PDFTextStream Changelog

What's new in PDFTextStream 2.6.0

Aug 10, 2012
  • New OutputHandler: com.snowtide.pdf.SelectionOutputTarget, implementing text extraction based on a "selection coordinates", as commonly found in user-facing PDF viewer UIs.
  • PDFTextStream is now free for use in single-threaded applications; all previous "evaluation" limitations no longer apply when PDFTextStream is operated without a license file.

New in PDFTextStream 2.3.2 (Sep 28, 2011)

  • Fixed issue where PDFTextStream would fail to initialize when the default system locale was set to Shift_JIS (i.e.
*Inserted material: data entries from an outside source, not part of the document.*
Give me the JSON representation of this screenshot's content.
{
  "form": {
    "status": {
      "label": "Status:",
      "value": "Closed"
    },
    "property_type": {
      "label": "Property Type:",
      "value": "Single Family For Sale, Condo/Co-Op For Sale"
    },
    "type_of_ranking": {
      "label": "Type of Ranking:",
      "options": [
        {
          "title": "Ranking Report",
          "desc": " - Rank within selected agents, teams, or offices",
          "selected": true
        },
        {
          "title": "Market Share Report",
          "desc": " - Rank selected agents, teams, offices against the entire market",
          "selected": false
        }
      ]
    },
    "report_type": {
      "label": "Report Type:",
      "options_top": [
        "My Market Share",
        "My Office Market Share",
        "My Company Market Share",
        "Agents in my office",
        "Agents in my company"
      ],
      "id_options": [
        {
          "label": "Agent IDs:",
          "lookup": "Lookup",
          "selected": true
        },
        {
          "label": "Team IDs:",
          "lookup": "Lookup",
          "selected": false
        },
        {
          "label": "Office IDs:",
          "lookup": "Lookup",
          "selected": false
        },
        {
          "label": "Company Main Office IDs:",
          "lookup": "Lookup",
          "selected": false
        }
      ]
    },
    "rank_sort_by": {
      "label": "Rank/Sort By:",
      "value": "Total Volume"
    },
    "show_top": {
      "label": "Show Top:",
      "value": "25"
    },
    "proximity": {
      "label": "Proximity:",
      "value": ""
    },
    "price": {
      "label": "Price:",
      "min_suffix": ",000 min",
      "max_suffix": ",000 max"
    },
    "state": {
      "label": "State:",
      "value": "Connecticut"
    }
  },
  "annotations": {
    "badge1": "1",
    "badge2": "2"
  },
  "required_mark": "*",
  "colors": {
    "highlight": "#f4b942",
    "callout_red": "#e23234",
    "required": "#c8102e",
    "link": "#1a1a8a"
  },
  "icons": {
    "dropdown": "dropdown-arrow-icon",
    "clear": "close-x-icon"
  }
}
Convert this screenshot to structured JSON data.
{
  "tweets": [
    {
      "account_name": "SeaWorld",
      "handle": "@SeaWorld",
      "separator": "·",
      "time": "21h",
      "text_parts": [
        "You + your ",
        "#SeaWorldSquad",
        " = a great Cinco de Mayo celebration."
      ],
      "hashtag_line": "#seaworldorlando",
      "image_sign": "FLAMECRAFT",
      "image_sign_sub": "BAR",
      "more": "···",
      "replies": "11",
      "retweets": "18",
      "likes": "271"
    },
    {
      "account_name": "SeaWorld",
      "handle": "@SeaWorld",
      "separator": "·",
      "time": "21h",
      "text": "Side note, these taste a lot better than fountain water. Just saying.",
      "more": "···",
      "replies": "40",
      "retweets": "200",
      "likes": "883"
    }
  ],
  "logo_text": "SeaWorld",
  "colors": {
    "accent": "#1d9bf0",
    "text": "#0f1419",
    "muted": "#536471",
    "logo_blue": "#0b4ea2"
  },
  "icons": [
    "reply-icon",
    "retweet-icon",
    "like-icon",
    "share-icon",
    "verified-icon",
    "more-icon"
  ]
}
SJIS, MS932, Windows-31J)
  • Fixed an issue where certain Chinese, Japanese, and Korean fonts were not being loaded properly when specific encoding config data was missing.
  • Fixed an octal string parsing bug that could lead to a PDF parsing failure.
  • Added crop box attribute to com.snowtide.pdf.Page interface
  • An expanded set of control characters are now treated as whitespace.
  • Added support for non-compliant PDF documents produced by TXT2PDF for OS/390.

New in PDFTextStream 2.3.1 (Sep 28, 2011)

  • Added methods to VisualOutputTarget to enable the optional exclusion of rotated content from its output (523)
  • Fixed a bug where rotated characters were reporting a rotation angle (theta) of 0 when presented to VisualOutputTarget. (519)
  • Fixed a bug where use of PDFTextStream.NET in a multithreaded environment could produce garbled or missing text extracts in very limited circumstances. (512)
  • Added support for PDFs that contain malformed arrays in their graphics output streams (509)
  • Fixed a bug where text rendered using a Type3 font that has a proper unicode mapping was being omitted from extracts (507)
  • Significantly improved the emission of whitespace between words on lines with large amounts of tracking (506)
  • Fixed character mapping for 'ã' and '- ' ("middle dot") (502)
  • Fixed a bug affecting VisualOutputTarget and RegionOutputTarget where smaller characters would not be included in resulting text extracts. (499)
  • Fixed an issue where string values held in compressed object streams were being re-encrypted (primarily affecting key/value PDF attributes) (495)
  • Fixed an issue where PDF documents generated by PDFSharp were improperly handled, leading to significant degradation of extraction accuracy. (490)
  • Fixed an issue where CFF font encodings were being applied inappropriately, potentially leading to garbled extracts. (479)
  • fixed a bug related to zero-length cross-reference entry codes that was resulting in a improper FaultyPDFException being thrown (450)

New in PDFTextStream 2.3.0 (Sep 28, 2011)

  • Added an .isStruckThrough() method to com.snowtide.pdf.TextUnit, indicating whether a character has a strikethrough drawn through it.
  • Improved PDFTextStream's support for embedded character mappings.
  • The calculation of whitespace between words has been fixed to properly account for whitespace that is explicitly encoded in the source PDF documents.
  • Improved PDFTextStream's handling of composite content encodings, which previously could fail resulting in some ranges of PDF content being 'ignored' during extraction.
  • Fixed a bug in VisualOutputTarget where text from a single line would be split over multiple lines
  • Improved vertical alignment of text extracted using VisualOutputTarget
  • Improved VisualOutputTarget-produced extracts to eliminate spurious additional whitespace between closely-adjacent words

New in PDFTextStream 2.2.5 (Sep 28, 2011)

  • Added support for extracting XFA forms data as XML
  • Significantly improved the performance of text extraction using VisualOutputTarget
  • Added support for PDF documents larger than 2GB
  • Fixed a bug where the encodings from embedded Type1 fonts were previously not being applied properly in some circumstances.
  • Fixed a problem where newer content in updated PDF documents were sometimes being ignored.
  • Fixed a problem where PDFDocEncoding-encoded bookmarks and metadata were not being decoded properly
  • added .getDestinationName() method to com.snowtide.pdf.Bookmark

New in PDFTextStream 2.2.1 (Sep 28, 2011)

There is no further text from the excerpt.